GENÈVE: L'OMS veut tenter d'empêcher les dérapages dans la manipulation du code génétique humain face au progrès de la science tout en assurant que les avancées les plus bénéfiques profiteront au plus grand nombre, via une série de recommandations publiées lundi.
"Au moment où la recherche sonde de plus en plus profondément le génome humain, nous devons minimiser les risques et tirer parti des manières dont la science peut mener à une meilleure santé pour tout le monde, partout dans le monde", a souligné la cheffe scientifique de l'Organisation mondiale de la santé, la docteure Soumya Swaminathan.

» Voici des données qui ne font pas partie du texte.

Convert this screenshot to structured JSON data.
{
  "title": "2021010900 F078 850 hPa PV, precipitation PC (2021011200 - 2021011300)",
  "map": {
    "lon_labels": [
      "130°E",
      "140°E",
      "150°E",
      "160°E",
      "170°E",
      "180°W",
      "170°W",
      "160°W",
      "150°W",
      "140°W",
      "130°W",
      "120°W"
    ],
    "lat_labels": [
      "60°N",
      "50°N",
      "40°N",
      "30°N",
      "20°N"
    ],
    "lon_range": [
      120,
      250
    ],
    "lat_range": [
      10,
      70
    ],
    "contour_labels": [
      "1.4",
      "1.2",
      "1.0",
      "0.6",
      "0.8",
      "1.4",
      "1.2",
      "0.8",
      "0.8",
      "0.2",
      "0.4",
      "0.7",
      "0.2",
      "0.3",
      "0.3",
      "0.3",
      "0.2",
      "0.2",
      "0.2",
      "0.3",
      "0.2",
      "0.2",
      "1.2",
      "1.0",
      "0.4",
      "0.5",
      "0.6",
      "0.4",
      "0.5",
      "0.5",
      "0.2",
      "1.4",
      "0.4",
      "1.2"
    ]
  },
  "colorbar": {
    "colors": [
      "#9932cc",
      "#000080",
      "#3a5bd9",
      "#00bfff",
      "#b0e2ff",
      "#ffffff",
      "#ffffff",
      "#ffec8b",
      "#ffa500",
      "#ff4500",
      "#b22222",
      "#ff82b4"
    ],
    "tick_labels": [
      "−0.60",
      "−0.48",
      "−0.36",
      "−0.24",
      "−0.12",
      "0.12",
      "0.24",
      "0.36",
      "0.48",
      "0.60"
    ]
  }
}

La mise au point d'outils comme les ciseaux moléculaires Crispr/Cas9, qui ont valu le prix Nobel de chimie à la Française Emmanuelle Charpentier et à l'Américaine Jennifer Doudna en 2020, a totalement révolutionné la manipulation du génome, ouvrant de nouvelles perspectives de soins mais aussi la boîte de Pandore d'expériences potentiellement dangereuses.
En 2018, un chercheur chinois avait provoqué un tollé en mettant au monde des bébés génétiquement modifiés pour les rendre résistants au virus du sida, a rappelé la docteure Swaminathan, en guise d'illustration des dérives possibles.
L'OMS avait alors créé le comité qui a rendu ses travaux lundi.
Quand en juin 2019, un chercheur russe, Denis Rebrikov, avait lui aussi fait part de son intention de procéder à une manipulation similaire, l'OMS avait solennellement appelé à stopper la recherche sur la modification du génome humain héritable.
Lanceur d'alerte génomique
Pour tenter de mieux savoir ce qui se passe dans les laboratoires dans ce domaine, le comité propose plusieurs pistes dont "une sorte de système de lanceur d'alerte, grâce auquel les gens auraient un moyen d'alerter l'OMS s'ils ont vent de cas ou de projets de faire des expérimentations sur les cellules souches humaines", a expliqué la docteure Swaminathan au cours d'un point presse.
Elle a précisé que l'OMS pourrait ensuite demander aux autorités concernées d'agir.
Le comité a aussi demandé à l'organisation onusienne d'élargir son Registre international des essais cliniques à tout ce qui relève de l'édition du génome humain et d'en créer un pour garder un œil sur les recherches précliniques afin de pouvoir, là aussi, agir plus en amont.
De manière générale, le comité suggère que les autorités nationales et régionales facilitent la tâche de surveillance en dotant les essais impliquant l'édition du génome humain de mots clés spécifiques permettant de les repérer plus facilement et de mettre en place un mécanisme d'évaluation permettant de détecter les essais cliniques susceptibles de poser problème.
De façon assez originale, le comité propose également des sortes de jeux de rôle de la gouvernance pour la recherche sur le génome afin d'aider les autorités à se doter des outils et moyens nécessaires pour réguler ce domaine.
Il propose ainsi le scénario d'un essai clinique d'une thérapie issue de la manipulation du génome contre la drépanocytose (maladie génétique caractérisée par une anomalie de l'hémoglobine), un autre sur les améliorations des performances sportives grâce à cette technique ou encore celui d'une clinique située dans un pays où le niveau de surveillance est faible et qui offre des services de bébés génétiquement modifiés à ses clients internationaux.
Accès pour tous
Le point commun à toutes les recommandations est d'assurer l'accès universel aux potentielles thérapies que promet cette technologie alors que la pandémie de la Covid-19 se traduit sur la planète par une inégalité d'accès aux vaccins entre pays riches et pauvres.
"L'édition du génome humain a le potentiel de faire avancer notre habilité à traiter et à soigner des maladies, mais l'impact le plus fort sera seulement atteint si nous la déployons pour le bien de tout le monde, plutôt que d'alimenter l'inégalité" dans l'accès aux soins", a mis en garde le patron de l'OMS, le docteur Tedros Adhanom Ghebreyesus.